Working seemed easier in the short term than walking the three uphill blocks back home, or arguing for my right as a library member to snooze.

So I started poking at the keyboard, and scribbling in my notepad, and by chucking out time I'd done okay. Not brilliant, but okay.

I'm not nearly dead. I've just been a bit spoon-depleted. More spoons will cycle back to my stock. I can't hurry them, but neither should I surrender.

By Katy Swain, 4 September, 2024

I should be catching up on all the stuff I couldn't do while studying, but so far this week I've been having a multi-day one-woman party. Have let my ADHD brain off the leash to chase imaginary squirrels, and I'm listening to music, daydreaming, composing witty replies to wittier people on the Fediverse and not sending them, etc.

Currently sipping wine, eating olives, and collecting reference images of hairstyles. Ruben recently suggested I might benefit from less conservative eyewear - a very sound observation, diplomatically made. Come to mention it, I don't have any nice jewellery either. Also, for the last year I've been wearing "my" hair pretty much as I'd done in my early teens, which is not too jarring for me when I look in the mirror and pretty consistent with standard Carlton old lady hairdos. I love it, because it's me, but it is a bit boring.

By Katy Swain, 2 September, 2024

Previously: Day 1, Day 2, Day 3 and 4

Image

So here is where the grim regularity kicks in. Leftover pasta is freshened up with some sliced kalamata olive and pan-toasted Turkish bread with garlic butter.
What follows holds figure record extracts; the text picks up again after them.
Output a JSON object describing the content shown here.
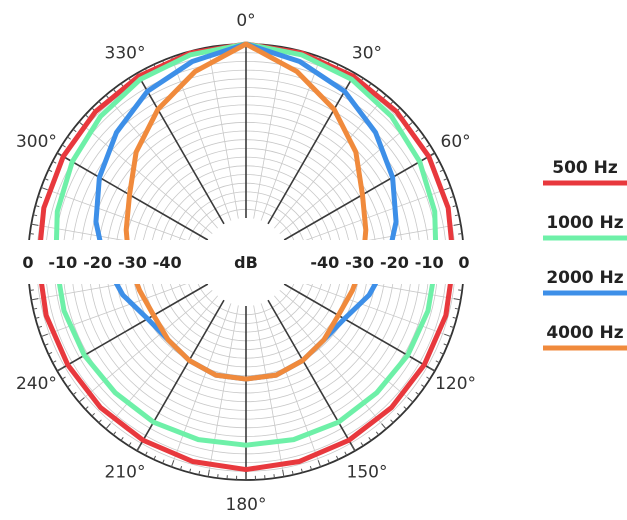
{
  "chart_data": {
    "type": "polar-line",
    "angle_labels": [
      "0°",
      "30°",
      "60°",
      "120°",
      "150°",
      "180°",
      "210°",
      "240°",
      "300°",
      "330°"
    ],
    "angle_values": [
      0,
      30,
      60,
      120,
      150,
      180,
      210,
      240,
      300,
      330
    ],
    "db_axis_unit": "dB",
    "db_axis_labels": [
      "0",
      "-10",
      "-20",
      "-30",
      "-40",
      "dB",
      "-40",
      "-30",
      "-20",
      "-10",
      "0"
    ],
    "rlim": [
      -50,
      0
    ],
    "grid": true,
    "legend_position": "right",
    "angles_deg": [
      0,
      15,
      30,
      45,
      60,
      75,
      90,
      105,
      120,
      135,
      150,
      165,
      180,
      195,
      210,
      225,
      240,
      255,
      270,
      285,
      300,
      315,
      330,
      345
    ],
    "series": [
      {
        "name": "500 Hz",
        "color": "#e8383d",
        "values": [
          0,
          -0.5,
          -1,
          -1.5,
          -2,
          -2.5,
          -3,
          -3.2,
          -3.5,
          -3.5,
          -3.5,
          -3.3,
          -3,
          -3.3,
          -3.5,
          -3.5,
          -3.5,
          -3.2,
          -3,
          -2.5,
          -2,
          -1.5,
          -1,
          -0.5
        ]
      },
      {
        "name": "1000 Hz",
        "color": "#6ef0a8",
        "values": [
          0,
          -1,
          -2,
          -3.5,
          -5,
          -6.5,
          -8,
          -8.5,
          -9,
          -9.5,
          -9.5,
          -9.8,
          -10,
          -9.8,
          -9.5,
          -9.5,
          -9,
          -8.5,
          -8,
          -6.5,
          -5,
          -3.5,
          -2,
          -1
        ]
      },
      {
        "name": "2000 Hz",
        "color": "#3d8fe8",
        "values": [
          0,
          -3,
          -6,
          -10,
          -14,
          -18,
          -22,
          -26,
          -30,
          -31,
          -30,
          -29,
          -29,
          -29,
          -30,
          -31,
          -30,
          -26,
          -22,
          -18,
          -14,
          -10,
          -6,
          -3
        ]
      },
      {
        "name": "4000 Hz",
        "color": "#f08a3c",
        "values": [
          0,
          -6,
          -12,
          -18,
          -24,
          -27,
          -29,
          -31,
          -32,
          -31,
          -30,
          -29,
          -29,
          -29,
          -30,
          -31,
          -32,
          -31,
          -29,
          -27,
          -24,
          -18,
          -12,
          -6
        ]
      }
    ]
  }
}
These were the top slices whose counterparts were consumed the preceding and following night. (Waste nothing!)

By Katy Swain, 23 July, 2024

Well, this has been an awful day.

I've been ill for a month. Initially I thought it was a chest infection. I live like a hermit, so the chances I caught something contagious must be very small. Non-zero, but very small. It'll pass off soon.

It didn't pass off. Every time I think it's on the wane, it comes back with a vengeance.

Today I was so confident that I went to the Queen Victoria Market to stock up on minimum dietary requirements. I was still coughing and a bit sniffly, but otherwise feeling much better. Wearing a mask, of course. The residual coughing I could put down to wear and tear over the last month. And I'm always somewhat sniffly, due to being pale, shy, and bookish; not at all hardy and replete with stout British character.